# Event Costing



## lkt1954 (Nov 15, 2009)

We are working on bidding a large regional softball tournament with 50-60 teams in July which should mean 1500-1800 people in attendance.

In figuring my quote I am using a base point of 600 shirts with the following cost going into pricing: production cost (tee, printing cost), labor for both production & event staffing, credit card fees, spoilage (left overs), motorhome rental (July in Texas can be brutal).

Now for my questions:

1) What should I offer the league for commission? Initial thought is 15%.

2) Am I missing any cost other than what to pay the league in the above items?

3) Is $ 20.00 per tee with full color prints on both sides reasonable? 

Any thoughts/suggestions in calculating this bid will be greatly appreciated.

Thanks
Larry


----------



## BidGuru (Aug 26, 2007)

Larry,
A good start in getting the costs.
But there are more questions.
50-60 teams, each with a different design on one or both sides?
Or the same design on all shirts?
that is either 10 screens to do the work or 50 screens, or more!

Individual Names and or numbers?

when you say full color, are you doing 4 color process, or lots of spot colors?
If you don't know how many people will buy the shirts, you might consider doing iron-ons, and press them there.
that way you can buy extra shirts, and return them after the event.
A good iron-on image and a good press, will look great.

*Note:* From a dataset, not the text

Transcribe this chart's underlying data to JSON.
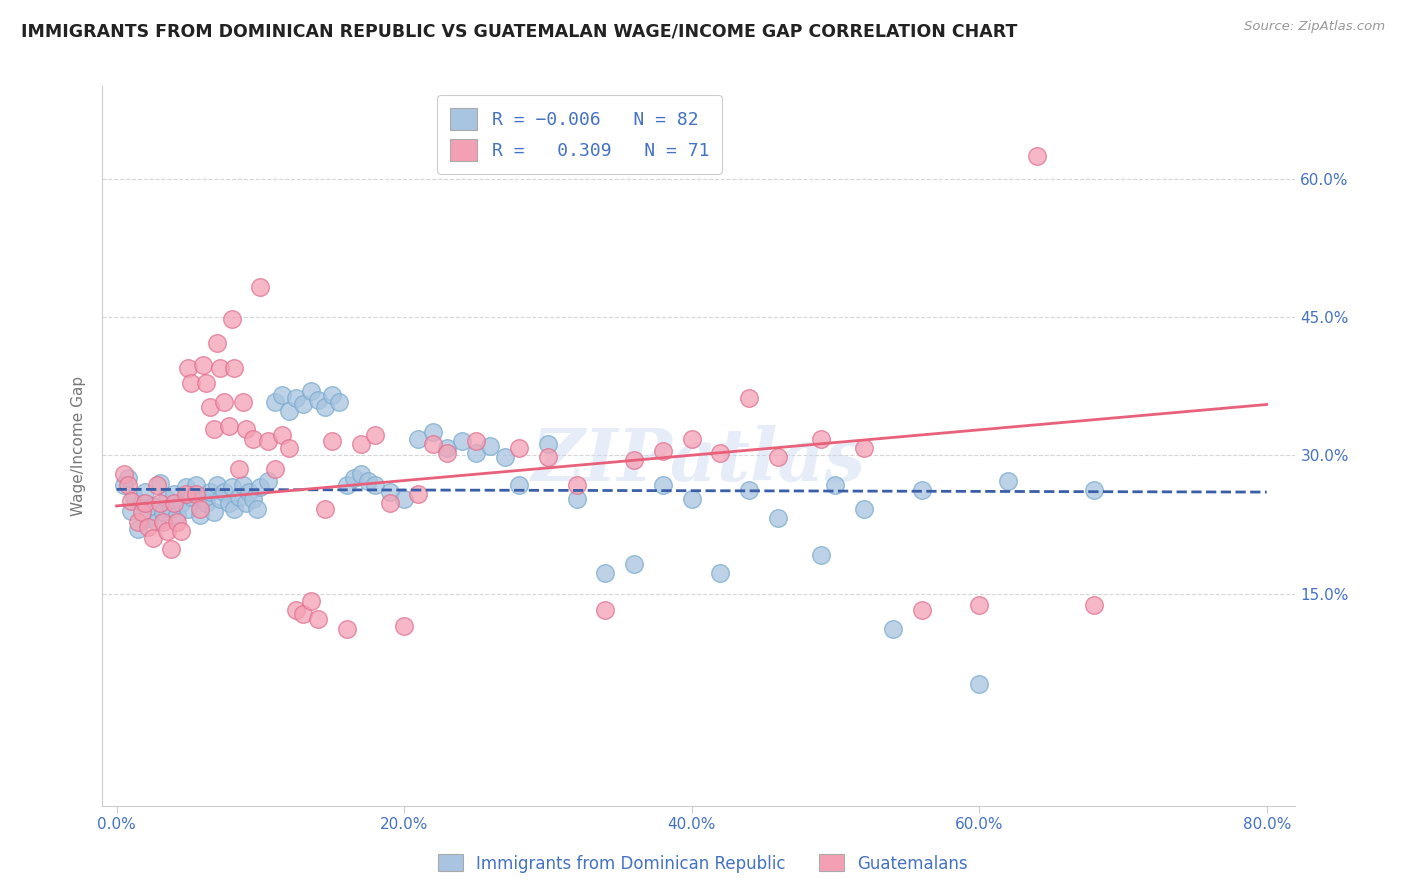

You can take the cost of the shirts X a reasonable markup, 15% to 20% markup
Plus the hours to print X hourly rate
Plus the hours to layout X hourly rate
Plus overhead
Plus commission (paid to the salesperson OR yourself)
Plus ink and screen costs.

Good luck getting the job, sounds great.
Steve


----------



## lkt1954 (Nov 15, 2009)

Steve

Two designs on 2 different shirts. Tournament logo on the front and listing of all teams on the back. There will be 5-6 colors on the front and up to 4 on the back. We will either use transfers or dtg (havent decided yet).

My main concern is what to offer the league as a commission for having the booth.

Thanks
Larry


----------



## royster13 (Aug 14, 2007)

15% to 20% to the host is not out of line.....

But who are you bidding for?....Are they going to order 600+ shirts or do you need to tell them what you will sell shirts for? Sometimes competition for events like this is "silly" and shirts sell for 10.00 or less....What kind of history does the event have as far as previous sellers?


----------



## lkt1954 (Nov 15, 2009)

Royce- I just noticed I used the word bidding, we are not bidding we have the job. My initial thought is to run 600 shirts as stock if you will and then fill-in as needed. We are looking at dtg and transfers as options (we own a neoflex and have a source for having them printed on a aeeon).

I agree 15-20% is not out of line. I am thinking $ 20.00 per shirt and this is a regional tournament that is hosted by one of 6 states every year, so I am not sure of the history but will see what I can find out.

Thanks


----------